Overview of all Message Types#

Requests: Client → Server#

``PING``
- Example: {"type": "PING"}
- Purpose: Initial handshake to establish communication.
- Expected Response: {"type": "PONG"}.
``GET_CONFIG``
- Example: {"type": "GET_CONFIG"}
- Purpose: Request the relevant configuration (for example, how many timesteps to collect for a single EPISODES_AND_GET_STATE message; see below).
- Expected Response: {"type": "SET_CONFIG", "env_steps_per_sample": 500, "force_on_policy": true}.
``EPISODES_AND_GET_STATE``
- Example: See here for an example message
- Purpose: Combine EPISODES and GET_STATE into a single request. This is useful for workflows requiring on-policy (synchronous) updates to model weights after data collection.
- Body:
  - episodes: A list of JSON objects (dicts), each with mandatory keys “obs” (list of observations in the episode), “actions” (list of actions in the episode), “rewards” (list of rewards in the episode), “is_terminated” (bool), and “is_truncated” (bool). Note that the “obs” list has one item more than the lists for “actions” and “rewards” due to the initial “reset” observation.
  - weights_seq_no: Sequence number for the model weights version, ensuring synchronization.
- Expected Response: {"type": "SET_STATE", "weights_seq_no": 123, "mlir_file": ".. [b64 encoded string of the binary .mlir file with the model in it] .."}.

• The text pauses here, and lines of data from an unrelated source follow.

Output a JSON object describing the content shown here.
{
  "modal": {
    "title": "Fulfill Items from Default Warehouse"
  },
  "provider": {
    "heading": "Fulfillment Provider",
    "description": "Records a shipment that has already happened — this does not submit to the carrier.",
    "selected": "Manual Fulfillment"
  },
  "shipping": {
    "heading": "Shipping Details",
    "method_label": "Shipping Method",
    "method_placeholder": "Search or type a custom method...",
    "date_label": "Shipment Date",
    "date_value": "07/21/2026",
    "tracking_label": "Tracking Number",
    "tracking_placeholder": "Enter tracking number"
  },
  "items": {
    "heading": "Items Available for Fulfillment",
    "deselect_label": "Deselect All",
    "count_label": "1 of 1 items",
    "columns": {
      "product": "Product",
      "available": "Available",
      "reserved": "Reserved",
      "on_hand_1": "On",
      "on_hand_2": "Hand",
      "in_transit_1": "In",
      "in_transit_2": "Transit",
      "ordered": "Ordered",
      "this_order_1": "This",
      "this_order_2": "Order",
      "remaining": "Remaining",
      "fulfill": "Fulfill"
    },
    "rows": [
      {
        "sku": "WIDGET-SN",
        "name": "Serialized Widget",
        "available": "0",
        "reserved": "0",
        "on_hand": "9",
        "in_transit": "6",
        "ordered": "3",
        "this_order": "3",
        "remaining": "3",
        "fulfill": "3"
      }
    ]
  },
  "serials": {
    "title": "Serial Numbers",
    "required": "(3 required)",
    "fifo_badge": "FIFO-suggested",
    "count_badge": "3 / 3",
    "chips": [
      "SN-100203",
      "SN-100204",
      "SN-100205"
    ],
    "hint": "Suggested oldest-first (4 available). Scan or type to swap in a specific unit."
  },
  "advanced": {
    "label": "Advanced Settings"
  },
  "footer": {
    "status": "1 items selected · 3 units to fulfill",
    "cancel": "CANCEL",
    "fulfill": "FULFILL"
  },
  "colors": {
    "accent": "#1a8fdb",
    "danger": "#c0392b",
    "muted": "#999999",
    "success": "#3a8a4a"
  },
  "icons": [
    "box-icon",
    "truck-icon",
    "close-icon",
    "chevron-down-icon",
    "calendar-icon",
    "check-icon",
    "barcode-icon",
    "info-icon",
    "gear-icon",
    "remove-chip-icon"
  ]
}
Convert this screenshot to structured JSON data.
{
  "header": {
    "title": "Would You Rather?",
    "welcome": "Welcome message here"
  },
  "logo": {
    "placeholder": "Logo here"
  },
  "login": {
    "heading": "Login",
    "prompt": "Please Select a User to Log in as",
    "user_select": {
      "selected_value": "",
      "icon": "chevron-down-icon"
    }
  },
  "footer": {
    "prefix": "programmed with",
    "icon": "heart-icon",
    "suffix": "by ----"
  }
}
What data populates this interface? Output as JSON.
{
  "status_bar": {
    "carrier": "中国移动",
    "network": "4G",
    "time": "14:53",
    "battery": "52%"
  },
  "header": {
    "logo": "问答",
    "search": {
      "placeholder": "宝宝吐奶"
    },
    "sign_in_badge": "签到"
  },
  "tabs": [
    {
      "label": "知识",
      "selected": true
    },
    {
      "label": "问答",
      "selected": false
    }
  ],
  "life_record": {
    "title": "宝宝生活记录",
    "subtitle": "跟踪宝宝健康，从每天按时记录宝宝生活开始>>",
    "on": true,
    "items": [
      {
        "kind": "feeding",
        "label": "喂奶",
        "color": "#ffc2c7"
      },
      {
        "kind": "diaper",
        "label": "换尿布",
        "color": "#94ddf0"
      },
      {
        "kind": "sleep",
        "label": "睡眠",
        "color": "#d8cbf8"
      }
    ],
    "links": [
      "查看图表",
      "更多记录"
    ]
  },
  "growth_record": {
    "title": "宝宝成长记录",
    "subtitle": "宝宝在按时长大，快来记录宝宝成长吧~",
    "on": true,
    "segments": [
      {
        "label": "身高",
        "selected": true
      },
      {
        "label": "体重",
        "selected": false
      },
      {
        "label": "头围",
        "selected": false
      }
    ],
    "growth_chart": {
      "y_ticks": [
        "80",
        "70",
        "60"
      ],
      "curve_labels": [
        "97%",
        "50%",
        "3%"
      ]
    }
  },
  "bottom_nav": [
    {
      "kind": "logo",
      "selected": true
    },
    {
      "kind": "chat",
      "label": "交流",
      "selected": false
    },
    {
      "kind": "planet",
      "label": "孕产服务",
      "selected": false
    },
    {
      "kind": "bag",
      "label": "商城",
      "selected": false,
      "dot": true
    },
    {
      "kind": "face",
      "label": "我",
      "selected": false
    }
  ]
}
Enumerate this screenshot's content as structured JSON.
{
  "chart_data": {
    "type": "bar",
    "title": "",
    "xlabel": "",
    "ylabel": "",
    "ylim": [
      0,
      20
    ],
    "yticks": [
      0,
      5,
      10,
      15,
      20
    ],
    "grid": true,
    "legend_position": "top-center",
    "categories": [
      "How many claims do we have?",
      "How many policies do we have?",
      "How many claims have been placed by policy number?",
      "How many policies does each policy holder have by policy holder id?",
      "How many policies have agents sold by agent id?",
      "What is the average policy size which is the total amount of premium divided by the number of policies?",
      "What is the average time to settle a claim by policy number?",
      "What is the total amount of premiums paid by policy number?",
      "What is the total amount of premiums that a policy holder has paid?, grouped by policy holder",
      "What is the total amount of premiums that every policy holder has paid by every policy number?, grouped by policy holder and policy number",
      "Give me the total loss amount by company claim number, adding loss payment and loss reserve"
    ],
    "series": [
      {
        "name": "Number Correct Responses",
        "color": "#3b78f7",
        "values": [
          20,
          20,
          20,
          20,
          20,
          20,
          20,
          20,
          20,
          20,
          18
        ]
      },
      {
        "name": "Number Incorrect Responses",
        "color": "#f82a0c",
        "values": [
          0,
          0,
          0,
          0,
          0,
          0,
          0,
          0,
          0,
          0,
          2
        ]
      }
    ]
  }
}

Responses: Server → Client#

``PONG``
- Example: {"type": "PONG"}
- Purpose: Acknowledgment of the PING request to confirm connectivity.
``SET_STATE``
- Example: {"type": "SET_STATE", "weights_seq_no": 123, "onnx_file": "... [base64 encoded ONNX file] ..."}
- Purpose: Provide the client with the current state (for example, model weights).
- Body:
  - onnx_file: Base64-encoded, compressed ONNX model file.
  - weights_seq_no: Sequence number for the model weights, ensuring synchronization.
``SET_CONFIG``
- Purpose: Send relevant configuration details to the client.
- Body:
  - env_steps_per_sample: Number of total env steps collected for one EPISODES_AND_GET_STATE message.
  - force_on_policy: Whether on-policy sampling is enforced. If true, the client should wait after sending the EPISODES_AND_GET_STATE message for the SET_STATE response before continuing to collect the next round of samples.

Workflow Examples#

Initial Handshake

Client sends PING.
Server responds with PONG.

Configuration Request

Client sends GET_CONFIG.
Server responds with SET_CONFIG.

Training (on-policy)

Client collects on-policy data and sends EPISODES_AND_GET_STATE.
Server processes the episodes and responds with SET_STATE.

Note

This protocol is an initial draft of the attempt to develop a widely adapted protocol for communication between an external client and a remote RL-service. Expect many changes, enhancements, and upgrades as it moves toward maturity, including adding a safety layer and compression. For now, however, it offers a lightweight, simple, yet powerful interface for integrating external environments with RL frameworks.

Example: External client connecting to tcp-based EnvRunner#

An example tcp-based EnvRunner implementation with RLlink is available here. See here for the full end-to-end example.

Feel free to alter the underlying logic of your custom EnvRunner, for example, you could implement a shared memory based communication layer (instead of the tcp-based one).